An enjoyable but long trek through some amazing scenery.
- What was the most inspirational moment of your trip?
- Reaching Thorong La pass, and the sunrise from Poon Hill.
- What did you think of your group leader?
Pasang was very helpful and he was very well organised throughout the 3 weeks, ensuring that both our health and the health of all the porters and assistants was looked after throughout. He was very easy to chat to, and his card tricks and games kept us amused through the cold evenings. I was impressed that he encouraged the assistant leaders to develop by letting them give some of the evening briefings. The second Pasang, Tenzing and Cussman were all extremely friendly and could not do enough to help. Going on ahead with lunch orders on a few days helped to limit the number of long lunch stops which was appreciated in the cold weather!
However, I thought that the advice on how to acclimatise should have been emphasised more often, e.g. limit alcohol, drink lots of fluid, eat soup to help with fluid intake, etc. Some people did not seem to carry much water with them during the day. Also, the guides should have spread themselves out better instead of always having 2 at the back of the group.
- Do you have any advice for potential travellers?
I would only class 3 days of the trek as challenging, plus the walking on several days ended in the early afternoon (although there were optional walks at many places), so this is not as difficult as the 'Challenging' rating suggests.

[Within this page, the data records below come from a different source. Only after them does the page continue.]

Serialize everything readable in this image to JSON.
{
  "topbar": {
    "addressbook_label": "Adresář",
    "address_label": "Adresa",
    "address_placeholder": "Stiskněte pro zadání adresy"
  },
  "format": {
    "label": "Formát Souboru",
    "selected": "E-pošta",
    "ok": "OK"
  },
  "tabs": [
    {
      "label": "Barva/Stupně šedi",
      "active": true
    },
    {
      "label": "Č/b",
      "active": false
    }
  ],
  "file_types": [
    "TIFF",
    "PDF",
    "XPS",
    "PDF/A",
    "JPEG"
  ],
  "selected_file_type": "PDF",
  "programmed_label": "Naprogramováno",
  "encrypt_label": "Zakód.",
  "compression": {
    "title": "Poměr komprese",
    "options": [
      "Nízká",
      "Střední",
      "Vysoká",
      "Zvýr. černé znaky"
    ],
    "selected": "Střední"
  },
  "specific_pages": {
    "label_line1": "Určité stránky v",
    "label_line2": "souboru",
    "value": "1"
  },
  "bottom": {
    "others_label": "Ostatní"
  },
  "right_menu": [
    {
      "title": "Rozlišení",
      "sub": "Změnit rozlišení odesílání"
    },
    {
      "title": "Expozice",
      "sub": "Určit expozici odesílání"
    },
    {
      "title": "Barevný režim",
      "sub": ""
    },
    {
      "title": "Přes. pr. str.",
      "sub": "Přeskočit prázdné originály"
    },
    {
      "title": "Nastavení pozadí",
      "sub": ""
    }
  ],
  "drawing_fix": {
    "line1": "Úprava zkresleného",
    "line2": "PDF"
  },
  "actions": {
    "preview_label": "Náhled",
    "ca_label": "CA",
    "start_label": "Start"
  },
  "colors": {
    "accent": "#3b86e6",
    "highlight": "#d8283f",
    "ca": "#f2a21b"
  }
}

If you can cope with the cold, can acclimatise to the altitude, are reasonably fit, and are confident on snow, ice (1 day only) and rocks, then you can probably cope with the walking too.

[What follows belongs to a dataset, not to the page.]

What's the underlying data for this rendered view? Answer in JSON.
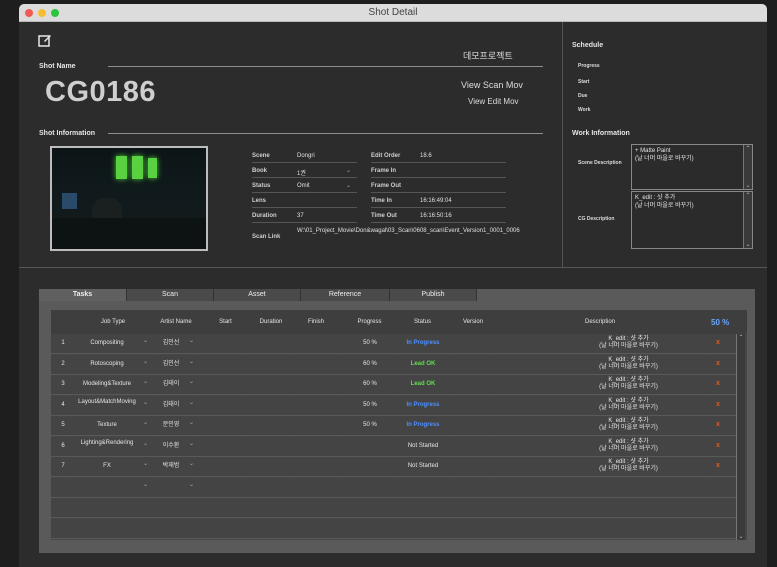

As a group try to choose similar dishes at lunchtime so that lunch does not take ages to be cooked. Although the chips with eggs is tempting, save it for the evening meal!

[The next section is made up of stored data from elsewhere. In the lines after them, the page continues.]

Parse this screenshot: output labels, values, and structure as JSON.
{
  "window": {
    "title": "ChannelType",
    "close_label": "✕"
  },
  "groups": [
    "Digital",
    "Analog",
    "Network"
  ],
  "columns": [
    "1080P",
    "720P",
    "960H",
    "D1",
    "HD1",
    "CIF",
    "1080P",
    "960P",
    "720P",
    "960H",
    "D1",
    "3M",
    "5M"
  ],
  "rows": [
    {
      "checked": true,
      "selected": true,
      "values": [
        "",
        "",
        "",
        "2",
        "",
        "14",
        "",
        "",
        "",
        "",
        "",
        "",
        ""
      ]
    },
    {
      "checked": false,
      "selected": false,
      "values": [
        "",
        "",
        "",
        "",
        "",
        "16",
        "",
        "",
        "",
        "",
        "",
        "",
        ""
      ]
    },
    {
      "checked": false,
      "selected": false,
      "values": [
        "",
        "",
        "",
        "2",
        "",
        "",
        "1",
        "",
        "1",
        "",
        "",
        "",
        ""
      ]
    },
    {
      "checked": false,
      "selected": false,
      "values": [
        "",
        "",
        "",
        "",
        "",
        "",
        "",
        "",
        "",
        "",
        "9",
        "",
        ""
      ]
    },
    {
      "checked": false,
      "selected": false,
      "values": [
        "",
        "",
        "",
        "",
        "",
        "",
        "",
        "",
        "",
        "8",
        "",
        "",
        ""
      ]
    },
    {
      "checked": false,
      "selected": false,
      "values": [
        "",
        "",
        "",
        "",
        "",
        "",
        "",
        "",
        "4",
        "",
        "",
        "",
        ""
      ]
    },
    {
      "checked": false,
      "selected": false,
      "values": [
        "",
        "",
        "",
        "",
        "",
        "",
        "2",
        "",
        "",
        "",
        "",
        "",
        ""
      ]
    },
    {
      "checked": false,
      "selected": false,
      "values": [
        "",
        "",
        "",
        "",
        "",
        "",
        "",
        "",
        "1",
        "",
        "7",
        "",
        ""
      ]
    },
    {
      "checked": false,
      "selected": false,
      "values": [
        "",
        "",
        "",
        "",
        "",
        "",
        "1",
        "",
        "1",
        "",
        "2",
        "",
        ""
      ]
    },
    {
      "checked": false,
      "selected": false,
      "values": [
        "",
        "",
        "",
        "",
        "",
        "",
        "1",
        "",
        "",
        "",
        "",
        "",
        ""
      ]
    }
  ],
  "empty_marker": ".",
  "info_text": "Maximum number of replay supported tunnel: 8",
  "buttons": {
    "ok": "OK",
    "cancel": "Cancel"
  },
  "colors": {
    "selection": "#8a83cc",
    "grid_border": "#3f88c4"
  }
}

The safe drinking water stations are a great idea. We were concerned that the water might have been sitting stagnant for a while due to our trip running during the 'out of peak' season, so we added chlorine just in case, but not everyone did and no-one seemed to be any the worse for it.
Don't let the road building put you off. It is far from finished and you are only near to it for a few days.
Be prepared for a couple of quite basic teahouses - but then occasionally there's a lovely one where you can appreciate an en-suite with gas powered shower!
- Is there anything else you would like to add?
Prior to booking this trip I had asked about the age range on the trip and was told that there were people in their 30's, 40's, 50's and 60's. However on arrival in Kathmandu we were disappointed to see that this was not the case. The average age on the trip was at least 20 years older than us.
The walking pace set by the leaders was far too slow. Most of the time we felt like we were walking on the back of the heels of others, which I did not like. When we stayed at the back of the group to leave ourselves some space, we easily caught the front group within minutes. Despite asking if we could go faster or go ahead with one of the leaders, this did not happen, even in the landslide area! For the last few days a small group of us took matters into our own hands and walked ahead, ensuring that we knew where to stop for breaks. I appreciate that not everyone was as fit or as healthy as we were (and I'm not that fit), and that some people struggled to acclimatise, but the pace was ridiculously slow at times and it impacted on our enjoyment of the trek.
I felt that more could have been done to advise the group on the best choices to make at lunchtimes. On a previous trip (Everest base camp) we restricted our lunchtime choices to enable the meals to be cooked faster given the limited kitchens in some of the tea houses. However on this trip a large number of different dishes were always ordered therefore lunches often took 2 hours.